The Mudcat Café TM
Thread #147439   Message #3421925
Posted By: TheSnail
18-Oct-12 - 07:59 AM
Thread Name: learning to play by ear?
Subject: RE: learning to play by ear?
Steve Shaw

If you encourage beginners to learn tunes from a book, of course you're encouraging them to fast-track. Why else would you do it?

In some cases, to make it possible at all. Learning by ear is not a universal skill and people have it to different degrees. I have heard that there is an orchestral piece that only exists because Mozart, at the age of about 13, heard it at a concert then went home and wrote it down from memory. Can you do that? You are fortunate to have some skill along that spectrum. Don't begrudge access to the music to those that don't.

The only "advantage" (utterly misguided to see it that way, of course) to learning tunes from books over listening to people playing is that you can learn a lot of tunes more quickly.

Steve, I have said repeatedly said, and so have others, that learning from books has to be done along with listening to the music and playing with others.
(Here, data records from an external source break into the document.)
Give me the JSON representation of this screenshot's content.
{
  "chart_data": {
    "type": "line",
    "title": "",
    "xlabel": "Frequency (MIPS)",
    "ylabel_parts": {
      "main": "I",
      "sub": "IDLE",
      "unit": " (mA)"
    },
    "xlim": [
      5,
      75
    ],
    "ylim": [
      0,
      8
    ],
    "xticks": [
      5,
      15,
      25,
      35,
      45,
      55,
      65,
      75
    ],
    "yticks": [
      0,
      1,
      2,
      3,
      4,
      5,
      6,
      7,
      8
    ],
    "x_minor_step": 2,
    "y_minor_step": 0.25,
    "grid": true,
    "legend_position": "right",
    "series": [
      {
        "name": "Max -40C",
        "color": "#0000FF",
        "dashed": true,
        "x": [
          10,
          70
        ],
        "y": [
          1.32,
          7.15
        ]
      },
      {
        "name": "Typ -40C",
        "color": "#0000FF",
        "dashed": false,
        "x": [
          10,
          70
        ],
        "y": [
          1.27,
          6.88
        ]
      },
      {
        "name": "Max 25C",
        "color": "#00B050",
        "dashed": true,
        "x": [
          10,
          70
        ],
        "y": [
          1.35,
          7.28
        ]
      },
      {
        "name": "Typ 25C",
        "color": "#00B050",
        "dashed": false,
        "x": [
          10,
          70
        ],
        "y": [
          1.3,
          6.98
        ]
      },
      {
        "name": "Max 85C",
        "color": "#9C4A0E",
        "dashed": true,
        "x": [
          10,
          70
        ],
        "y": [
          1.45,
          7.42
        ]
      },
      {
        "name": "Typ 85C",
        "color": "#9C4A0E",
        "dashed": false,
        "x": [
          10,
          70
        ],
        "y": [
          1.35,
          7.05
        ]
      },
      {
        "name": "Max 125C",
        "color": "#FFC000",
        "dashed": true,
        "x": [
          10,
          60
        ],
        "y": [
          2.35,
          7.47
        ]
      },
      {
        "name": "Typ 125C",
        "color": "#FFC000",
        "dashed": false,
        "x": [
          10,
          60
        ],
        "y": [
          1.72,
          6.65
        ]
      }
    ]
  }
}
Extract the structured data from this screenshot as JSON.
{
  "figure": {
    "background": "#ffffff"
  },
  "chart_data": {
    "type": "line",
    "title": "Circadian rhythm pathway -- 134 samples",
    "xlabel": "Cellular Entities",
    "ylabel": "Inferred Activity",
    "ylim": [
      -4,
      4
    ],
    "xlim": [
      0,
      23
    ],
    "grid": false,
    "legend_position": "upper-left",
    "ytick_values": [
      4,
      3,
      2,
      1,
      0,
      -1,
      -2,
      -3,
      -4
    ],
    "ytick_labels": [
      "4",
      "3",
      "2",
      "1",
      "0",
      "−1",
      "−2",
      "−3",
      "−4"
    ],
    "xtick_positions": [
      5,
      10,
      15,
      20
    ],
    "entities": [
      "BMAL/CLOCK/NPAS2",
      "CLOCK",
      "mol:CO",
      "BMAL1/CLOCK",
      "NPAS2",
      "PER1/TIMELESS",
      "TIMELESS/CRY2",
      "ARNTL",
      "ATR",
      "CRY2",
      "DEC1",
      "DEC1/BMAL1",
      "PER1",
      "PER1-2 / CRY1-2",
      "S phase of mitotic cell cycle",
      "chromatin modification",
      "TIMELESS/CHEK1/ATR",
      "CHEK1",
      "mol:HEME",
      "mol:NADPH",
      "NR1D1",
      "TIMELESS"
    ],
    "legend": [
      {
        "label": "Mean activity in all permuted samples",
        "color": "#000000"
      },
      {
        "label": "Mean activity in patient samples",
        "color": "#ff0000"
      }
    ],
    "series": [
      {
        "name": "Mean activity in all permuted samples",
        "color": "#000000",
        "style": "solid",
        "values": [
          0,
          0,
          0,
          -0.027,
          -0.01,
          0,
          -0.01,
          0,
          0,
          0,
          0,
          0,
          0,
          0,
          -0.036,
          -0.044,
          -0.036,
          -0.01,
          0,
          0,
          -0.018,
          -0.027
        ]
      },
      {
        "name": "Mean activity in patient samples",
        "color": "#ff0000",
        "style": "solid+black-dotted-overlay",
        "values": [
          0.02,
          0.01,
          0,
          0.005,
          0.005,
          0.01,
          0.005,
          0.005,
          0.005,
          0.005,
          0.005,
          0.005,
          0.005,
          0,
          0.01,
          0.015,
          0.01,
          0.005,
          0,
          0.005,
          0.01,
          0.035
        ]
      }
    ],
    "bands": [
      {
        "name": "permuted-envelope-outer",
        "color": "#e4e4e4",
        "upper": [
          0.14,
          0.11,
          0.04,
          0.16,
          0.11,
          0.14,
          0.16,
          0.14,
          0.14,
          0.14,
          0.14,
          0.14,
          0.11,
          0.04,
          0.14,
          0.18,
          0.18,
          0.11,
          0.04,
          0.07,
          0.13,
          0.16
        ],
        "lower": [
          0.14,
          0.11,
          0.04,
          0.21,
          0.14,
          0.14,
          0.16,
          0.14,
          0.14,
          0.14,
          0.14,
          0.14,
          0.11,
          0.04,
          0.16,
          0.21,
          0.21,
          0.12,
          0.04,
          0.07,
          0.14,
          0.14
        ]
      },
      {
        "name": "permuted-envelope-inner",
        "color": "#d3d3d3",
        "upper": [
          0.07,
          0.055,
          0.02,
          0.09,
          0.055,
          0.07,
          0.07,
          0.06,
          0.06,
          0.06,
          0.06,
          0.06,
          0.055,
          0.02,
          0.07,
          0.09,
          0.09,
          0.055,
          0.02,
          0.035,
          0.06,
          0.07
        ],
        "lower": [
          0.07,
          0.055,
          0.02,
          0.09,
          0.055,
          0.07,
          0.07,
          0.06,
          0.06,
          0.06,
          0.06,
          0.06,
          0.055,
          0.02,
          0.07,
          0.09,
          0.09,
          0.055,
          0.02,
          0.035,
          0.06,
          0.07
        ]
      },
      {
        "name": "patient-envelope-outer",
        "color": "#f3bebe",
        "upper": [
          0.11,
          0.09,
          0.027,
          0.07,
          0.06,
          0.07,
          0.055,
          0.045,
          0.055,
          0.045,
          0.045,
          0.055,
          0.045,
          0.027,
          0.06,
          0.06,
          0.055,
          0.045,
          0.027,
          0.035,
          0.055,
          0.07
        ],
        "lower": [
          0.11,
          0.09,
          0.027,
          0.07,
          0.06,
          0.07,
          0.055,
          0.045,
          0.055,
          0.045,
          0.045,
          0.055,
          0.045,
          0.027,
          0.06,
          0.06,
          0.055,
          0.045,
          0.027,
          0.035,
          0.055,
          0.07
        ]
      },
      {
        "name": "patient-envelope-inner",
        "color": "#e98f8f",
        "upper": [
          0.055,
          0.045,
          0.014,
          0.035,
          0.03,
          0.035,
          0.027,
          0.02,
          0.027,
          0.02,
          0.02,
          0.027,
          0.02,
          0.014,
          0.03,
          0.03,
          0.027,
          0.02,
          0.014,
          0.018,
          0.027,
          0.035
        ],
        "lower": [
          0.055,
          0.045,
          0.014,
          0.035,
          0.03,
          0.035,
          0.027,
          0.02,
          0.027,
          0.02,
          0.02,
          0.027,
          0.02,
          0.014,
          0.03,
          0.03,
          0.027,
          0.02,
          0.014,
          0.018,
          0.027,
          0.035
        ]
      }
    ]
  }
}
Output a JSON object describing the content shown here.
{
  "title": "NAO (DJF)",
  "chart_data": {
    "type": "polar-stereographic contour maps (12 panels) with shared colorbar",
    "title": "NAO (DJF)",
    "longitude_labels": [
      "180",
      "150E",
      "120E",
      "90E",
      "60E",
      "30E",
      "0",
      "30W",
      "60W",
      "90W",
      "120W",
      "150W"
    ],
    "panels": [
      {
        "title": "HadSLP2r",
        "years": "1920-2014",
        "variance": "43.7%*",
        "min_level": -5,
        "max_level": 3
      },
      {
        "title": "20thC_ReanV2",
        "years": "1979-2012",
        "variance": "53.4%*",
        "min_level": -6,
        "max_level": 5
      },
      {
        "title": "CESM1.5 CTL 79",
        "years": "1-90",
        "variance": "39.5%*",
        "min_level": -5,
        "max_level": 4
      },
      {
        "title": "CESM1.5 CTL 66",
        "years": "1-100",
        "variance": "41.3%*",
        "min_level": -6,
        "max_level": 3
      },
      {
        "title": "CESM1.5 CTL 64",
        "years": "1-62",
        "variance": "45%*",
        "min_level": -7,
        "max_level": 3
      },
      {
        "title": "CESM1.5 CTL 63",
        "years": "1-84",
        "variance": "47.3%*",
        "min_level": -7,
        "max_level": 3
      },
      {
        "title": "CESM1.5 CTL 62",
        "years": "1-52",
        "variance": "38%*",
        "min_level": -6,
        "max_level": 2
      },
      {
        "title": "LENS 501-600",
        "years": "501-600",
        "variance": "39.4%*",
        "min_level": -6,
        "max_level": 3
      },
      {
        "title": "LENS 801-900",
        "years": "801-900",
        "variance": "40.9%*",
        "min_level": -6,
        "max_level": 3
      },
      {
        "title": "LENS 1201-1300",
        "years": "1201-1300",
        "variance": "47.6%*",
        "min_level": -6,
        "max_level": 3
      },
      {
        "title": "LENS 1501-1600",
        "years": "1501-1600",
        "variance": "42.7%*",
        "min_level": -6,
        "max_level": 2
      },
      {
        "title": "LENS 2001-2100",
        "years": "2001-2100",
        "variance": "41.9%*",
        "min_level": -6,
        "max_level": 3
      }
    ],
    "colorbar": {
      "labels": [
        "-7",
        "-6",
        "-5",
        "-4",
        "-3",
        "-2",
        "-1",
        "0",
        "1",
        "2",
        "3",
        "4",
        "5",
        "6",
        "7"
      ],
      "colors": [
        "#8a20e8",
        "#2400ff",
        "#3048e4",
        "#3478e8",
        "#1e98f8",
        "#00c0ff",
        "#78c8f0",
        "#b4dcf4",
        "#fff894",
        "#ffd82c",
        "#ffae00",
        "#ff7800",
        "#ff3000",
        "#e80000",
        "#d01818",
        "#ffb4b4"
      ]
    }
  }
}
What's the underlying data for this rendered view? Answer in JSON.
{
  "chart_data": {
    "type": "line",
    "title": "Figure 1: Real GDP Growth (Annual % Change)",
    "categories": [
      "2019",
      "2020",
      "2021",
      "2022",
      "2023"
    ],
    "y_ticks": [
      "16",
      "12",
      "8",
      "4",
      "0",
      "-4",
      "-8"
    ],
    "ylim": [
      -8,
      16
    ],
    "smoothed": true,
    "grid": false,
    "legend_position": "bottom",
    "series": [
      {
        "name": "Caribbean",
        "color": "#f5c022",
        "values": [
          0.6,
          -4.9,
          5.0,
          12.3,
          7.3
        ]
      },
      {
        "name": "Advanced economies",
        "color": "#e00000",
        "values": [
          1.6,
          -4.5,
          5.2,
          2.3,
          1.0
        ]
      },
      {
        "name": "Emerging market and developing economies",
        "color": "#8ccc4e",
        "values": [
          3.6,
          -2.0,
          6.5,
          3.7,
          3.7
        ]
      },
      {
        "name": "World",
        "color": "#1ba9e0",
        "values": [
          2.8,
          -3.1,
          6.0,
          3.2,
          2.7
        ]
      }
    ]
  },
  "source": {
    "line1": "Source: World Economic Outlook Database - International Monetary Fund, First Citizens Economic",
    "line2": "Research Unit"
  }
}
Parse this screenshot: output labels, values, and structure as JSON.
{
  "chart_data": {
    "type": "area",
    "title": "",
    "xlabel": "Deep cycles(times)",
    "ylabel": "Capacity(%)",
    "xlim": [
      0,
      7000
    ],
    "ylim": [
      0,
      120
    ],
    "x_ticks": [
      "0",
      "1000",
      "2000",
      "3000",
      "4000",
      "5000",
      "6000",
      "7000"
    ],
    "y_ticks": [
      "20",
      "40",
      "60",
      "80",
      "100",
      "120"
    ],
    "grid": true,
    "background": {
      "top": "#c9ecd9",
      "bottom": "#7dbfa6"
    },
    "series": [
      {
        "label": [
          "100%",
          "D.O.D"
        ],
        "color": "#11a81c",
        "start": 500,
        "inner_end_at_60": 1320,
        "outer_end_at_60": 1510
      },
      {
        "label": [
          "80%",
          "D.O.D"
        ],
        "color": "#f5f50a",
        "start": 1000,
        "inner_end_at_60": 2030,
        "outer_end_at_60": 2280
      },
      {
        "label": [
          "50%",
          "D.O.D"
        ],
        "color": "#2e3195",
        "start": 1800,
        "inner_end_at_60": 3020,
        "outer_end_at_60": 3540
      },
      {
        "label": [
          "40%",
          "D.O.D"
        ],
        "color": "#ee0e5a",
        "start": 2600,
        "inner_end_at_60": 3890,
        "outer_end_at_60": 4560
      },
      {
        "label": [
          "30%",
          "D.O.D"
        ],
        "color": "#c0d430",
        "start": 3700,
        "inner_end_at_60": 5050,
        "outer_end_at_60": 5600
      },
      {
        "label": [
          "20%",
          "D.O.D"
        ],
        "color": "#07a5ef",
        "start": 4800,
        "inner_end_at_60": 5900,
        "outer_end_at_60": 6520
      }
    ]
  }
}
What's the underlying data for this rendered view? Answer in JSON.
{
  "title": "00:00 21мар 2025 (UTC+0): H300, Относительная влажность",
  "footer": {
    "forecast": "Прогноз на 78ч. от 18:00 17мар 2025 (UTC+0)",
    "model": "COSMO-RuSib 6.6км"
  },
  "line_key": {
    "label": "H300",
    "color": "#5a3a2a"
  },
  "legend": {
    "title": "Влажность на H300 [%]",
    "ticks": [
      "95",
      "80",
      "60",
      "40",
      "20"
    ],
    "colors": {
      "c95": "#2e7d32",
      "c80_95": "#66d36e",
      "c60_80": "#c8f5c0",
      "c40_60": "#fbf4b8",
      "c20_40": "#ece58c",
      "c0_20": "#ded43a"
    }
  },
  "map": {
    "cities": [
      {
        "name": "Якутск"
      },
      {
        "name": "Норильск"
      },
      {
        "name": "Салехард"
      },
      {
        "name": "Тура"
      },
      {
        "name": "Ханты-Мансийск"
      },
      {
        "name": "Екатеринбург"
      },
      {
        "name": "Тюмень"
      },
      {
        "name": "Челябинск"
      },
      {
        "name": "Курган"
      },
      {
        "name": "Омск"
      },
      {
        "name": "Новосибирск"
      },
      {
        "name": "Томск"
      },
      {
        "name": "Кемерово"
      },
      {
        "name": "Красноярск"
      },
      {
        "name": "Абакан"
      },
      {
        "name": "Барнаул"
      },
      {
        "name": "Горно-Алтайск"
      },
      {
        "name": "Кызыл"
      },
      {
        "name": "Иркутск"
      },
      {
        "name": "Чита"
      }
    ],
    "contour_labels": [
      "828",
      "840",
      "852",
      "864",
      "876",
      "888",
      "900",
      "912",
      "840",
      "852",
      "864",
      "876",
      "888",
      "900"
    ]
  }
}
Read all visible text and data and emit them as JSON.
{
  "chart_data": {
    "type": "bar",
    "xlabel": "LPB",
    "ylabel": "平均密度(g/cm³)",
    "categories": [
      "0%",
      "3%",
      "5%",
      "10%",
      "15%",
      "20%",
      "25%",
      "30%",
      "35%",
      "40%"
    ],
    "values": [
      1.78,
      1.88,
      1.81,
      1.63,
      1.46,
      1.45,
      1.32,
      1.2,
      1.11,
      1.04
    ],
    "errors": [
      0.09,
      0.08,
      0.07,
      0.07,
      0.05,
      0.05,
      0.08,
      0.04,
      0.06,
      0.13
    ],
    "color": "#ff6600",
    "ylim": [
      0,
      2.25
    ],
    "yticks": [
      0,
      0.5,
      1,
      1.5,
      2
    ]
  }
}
It is not one or the other.

It panders to that enthusiasm that then gets degraded into the impatience to get in there and get playing and get the free pints. "Learn" used there advisedly, of course.

Heaven forfend that anyone should show any enthusiasm for playing music. I don't know about you, Steve, but I play for the love of the music and the joy of playing music with other people not the free pints.

As for my "failure", well you wonder why I treat you with the disdain you so richly deserve when you say stupid bloody things like that.

Previously: Learning from books taught me entirely the wrong message, that there is a correct version and that you should pontificate about it should you come up against someone not playing it Mally's way. And it taught me precisely zilch about active listening as I learned, the need for flexibility, the subtleties of rhythm and how to vary and ornament tunes.

Sounds like failure to me. I wear your disdain with pride.

As for telling me I need to listen and play with other people, well why don't you go and tell your granny how to suck eggs too.

I said no such thing. As above, I said that, if you are learning from the dots, you need to listen and play with other people as well. Is the message getting through yet? It is very evident from your account of your own attempts to learn from tune books and your use of lines like "learning tunes from books over listening to people playing" that you did try and learn that way in isolation. You had unrealistic expectations of what the written note could do for you. I am glad you have found a way that suits you but presumably you couldn't learn by ear to start with otherwise you wouldn't have bothered with the tune books. Could it be that reading from the dots was part of the path to your present skills? I certainly know that my ear learning has improved over the years but without the dots, I would never have got started.